Hitler's Nemesis Still Carries a Big Stick

COMMENTARY Europe

Hitler's Nemesis Still Carries a Big Stick

Oct 21, 2010 3 min read
COMMENTARY BY
Ted R. Bromund, Ph.D.

Senior Research Fellow, Margaret Thatcher Center for Freedom

Ted Bromund studies Anglo-American relations, U.S. relations with Europe and the EU, and the U.S.’s leadership role in the world.

Time and again Britain has been badly misjudged. Napoleon derided it as a “nation of shopkeepers.” Adolf Hitler was sure it would knuckle under after Dunkirk. The Argentines were sure it would readily cede the Falkland Islands. And Saddam Hussein never gave it a thought. All of them lost their wars with Britain.

The British defense review, announced this week, has given critics an opportunity to misjudge the U.K. again, and many have made the most of it. But even if the cuts are carried out in full, Britain will still be a major military power. The review isn’t flawless, but it represents continuity, not change.

The U.K.’s oversized place in world history makes it easy to forget how small an island the nation of 61 million actually is. It is home to less than 1 percent of the global population and accounts for barely 3 percent of the world’s output. Yet the review will leave Britain with the world’s fourth-largest military budget, behind only the U.S., China and Russia. That is the definition of a nation punching above its weight.

Britain today faces the same problem it has had for hundreds of years: It has worldwide interests that it can’t defend on its own. Any effort to do so would bankrupt the nation. As always, the country must balance its need to maintain fiscal stability -- the true source of its historic power -- with its need to defend its interests.

Coalition of Willing

The review emphasizes that Britain in the future expects to fight as part of a coalition. That is hardly new. Contrary to popular myth, Britain has rarely stood alone against its enemies. It has normally fought as part of a coalition. The Battle of Britain was a glorious victory, but fighting without allies, as Winston Churchill recognized, was profoundly undesirable. The important question is not whether Britain needs allies. It is whether Britain is preparing in the right way for the right kinds of war.

The defense review is the work of the Conservative-Liberal Democrat coalition, but it was shaped by the grim realities they inherited from 13 years of Labour government. Tony Blair’s foreign policy was muscular; his defense budgets were anything but. After announcing in 1998, in the last defense review, that Britain had taken its post-Cold War “peace dividend,” Labour took another and spent it on social services.

Second Greece

The result was that, by 2010, Britain was close to becoming a second Greece. This failure of fiscal discipline, a common feature of postwar Labour governments, made it essential for the incoming administration to scrutinize public spending. What was true when Churchill was prime minister remains true today: A bankrupt Britain can’t be a major military power.

We have now seen the results of that scrutiny, in the form of Chancellor George Osborne’s cuts. The government’s failure to ring-fence defense was a serious error, and Britain will be lucky to escape its consequences. But given that the cuts had to come, Defense Secretary Liam Fox has done well to protect the forces from the worst of it. Compared with other departments, whose budgets will drop by almost 20 percent, defense’s 8 percent drop is modest.

The critics are focusing their fire on the fate of Britain’s aircraft carriers, which are scheduled for completion in 2014 and 2016, only for one of them to be sold off.

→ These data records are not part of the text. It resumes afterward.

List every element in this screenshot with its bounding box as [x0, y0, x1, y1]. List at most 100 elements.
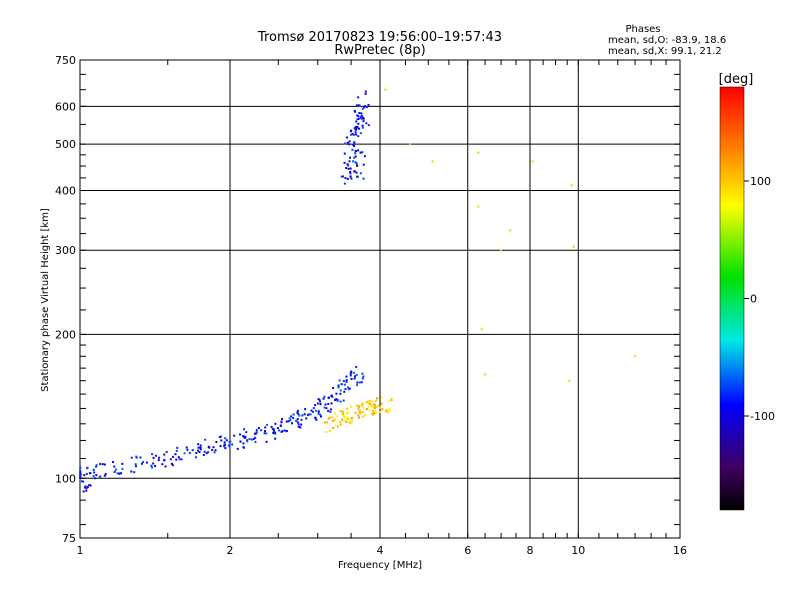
echo-point — [477, 205, 480, 208]
y-tick-label: 600 — [55, 100, 76, 113]
echo-point — [390, 397, 393, 400]
echo-point — [79, 466, 82, 469]
echo-point — [348, 140, 351, 143]
echo-point — [357, 407, 360, 410]
echo-point — [347, 388, 350, 391]
echo-point — [339, 392, 342, 395]
echo-point — [309, 413, 312, 416]
echo-point — [367, 406, 370, 409]
echo-point — [376, 397, 379, 400]
echo-point — [163, 453, 166, 456]
echo-point — [189, 452, 192, 455]
echo-point — [362, 163, 365, 166]
echo-point — [375, 405, 378, 408]
echo-point — [274, 422, 277, 425]
echo-point — [254, 436, 257, 439]
echo-point — [254, 440, 257, 443]
echo-point — [354, 131, 357, 134]
echo-point — [353, 156, 356, 159]
echo-point — [363, 105, 366, 108]
echo-point — [92, 475, 95, 478]
echo-point — [378, 411, 381, 414]
chart-subtitle: RwPretec (8p) — [334, 43, 425, 58]
echo-point — [353, 141, 356, 144]
echo-point — [208, 446, 211, 449]
echo-point — [374, 399, 377, 402]
echo-point — [151, 466, 154, 469]
echo-point — [242, 435, 245, 438]
echo-point — [104, 473, 107, 476]
echo-point — [219, 445, 222, 448]
echo-point — [239, 440, 242, 443]
echo-point — [361, 372, 364, 375]
echo-point — [345, 420, 348, 423]
y-tick-label: 200 — [55, 328, 76, 341]
echo-point — [139, 456, 142, 459]
echo-point — [79, 472, 82, 475]
echo-point — [215, 441, 218, 444]
echo-point — [305, 417, 308, 420]
echo-point — [354, 375, 357, 378]
echo-point — [355, 365, 358, 368]
echo-point — [390, 398, 393, 401]
echo-point — [320, 415, 323, 418]
echo-point — [270, 425, 273, 428]
colorbar-tick-label: 0 — [750, 293, 757, 306]
echo-point — [130, 470, 133, 473]
y-tick-label: 750 — [55, 54, 76, 67]
echo-point — [356, 125, 359, 128]
echo-point — [88, 484, 91, 487]
echo-point — [326, 421, 329, 424]
echo-point — [347, 167, 350, 170]
echo-point — [292, 417, 295, 420]
echo-point — [292, 413, 295, 416]
echo-point — [79, 476, 82, 479]
echo-point — [113, 465, 116, 468]
colorbar-label: [deg] — [719, 72, 754, 87]
echo-point — [341, 412, 344, 415]
echo-point — [81, 480, 84, 483]
echo-point — [354, 152, 357, 155]
echo-point — [171, 464, 174, 467]
echo-point — [296, 418, 299, 421]
echo-point — [346, 386, 349, 389]
echo-point — [279, 424, 282, 427]
echo-point — [314, 417, 317, 420]
echo-point — [368, 399, 371, 402]
echo-point — [165, 451, 168, 454]
echo-point — [228, 440, 231, 443]
echo-point — [330, 402, 333, 405]
echo-point — [349, 372, 352, 375]
echo-point — [374, 409, 377, 412]
echo-point — [116, 472, 119, 475]
echo-point — [356, 118, 359, 121]
echo-point — [290, 415, 293, 418]
echo-point — [157, 459, 160, 462]
echo-point — [359, 151, 362, 154]
echo-point — [380, 402, 383, 405]
echo-point — [336, 399, 339, 402]
echo-point — [353, 170, 356, 173]
echo-point — [350, 405, 353, 408]
echo-point — [95, 464, 98, 467]
stats-heading: Phases — [625, 24, 660, 35]
echo-point — [354, 149, 357, 152]
echo-point — [361, 405, 364, 408]
echo-point — [345, 379, 348, 382]
echo-point — [94, 477, 97, 480]
echo-point — [338, 379, 341, 382]
echo-point — [368, 409, 371, 412]
echo-point — [280, 421, 283, 424]
echo-point — [355, 373, 358, 376]
echo-point — [212, 446, 215, 449]
echo-point — [343, 416, 346, 419]
echo-point — [357, 117, 360, 120]
echo-point — [274, 437, 277, 440]
echo-point — [220, 439, 223, 442]
echo-point — [331, 416, 334, 419]
echo-point — [263, 432, 266, 435]
echo-point — [265, 440, 268, 443]
echo-point — [352, 144, 355, 147]
echo-point — [354, 411, 357, 414]
echo-point — [343, 390, 346, 393]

The other will have no planes until 2020 until it is equipped with the Anglo-American Joint Strike Fighter. Coupled with the scrapping of the Ark Royal, that will leave Britain without a carrier- borne strike force for almost a decade.

Boots on Ground

This decision, too, is unwise. But it points to the broader problems that have bedeviled British defense planning for decades. Procuring military equipment is an expensive and long- run business, and the U.K. has repeatedly locked itself into contracts for weapons that escalated in price and fell behind on delivery dates. The result is that it has increasingly looked to the U.S. to take care of buying the heavy equipment, while Britain focuses on putting boots on the ground. The latest review only continues that trend.

In a world of counter-insurgency wars, combat-ready troops are about the most valuable thing to have. Britain, like the U.S., has had to relearn a lot of painful lessons about how to fight insurgencies, and the learning process isn’t over. But if Britain and the U.S., which is proceeding under the same assumption, are right that Afghanistan is the future of war, the direction Britain has moved makes sense.

The problem is that Britain and the U.S. are probably wrong. Efforts to predict the future of war are necessary, but they are also usually incorrect. The problem with the defense review isn’t, fundamentally, with what it does. It is with what it does not do: make the case for armed forces that can deter enemies more technologically advanced than the Taliban. That would be costly. But both Britain and America need to remember the cheapest war of all is the one you don’t have to fight.

Theodore Bromund is a senior research fellow at the Heritage Foundation’s Margaret Thatcher Center for Freedom.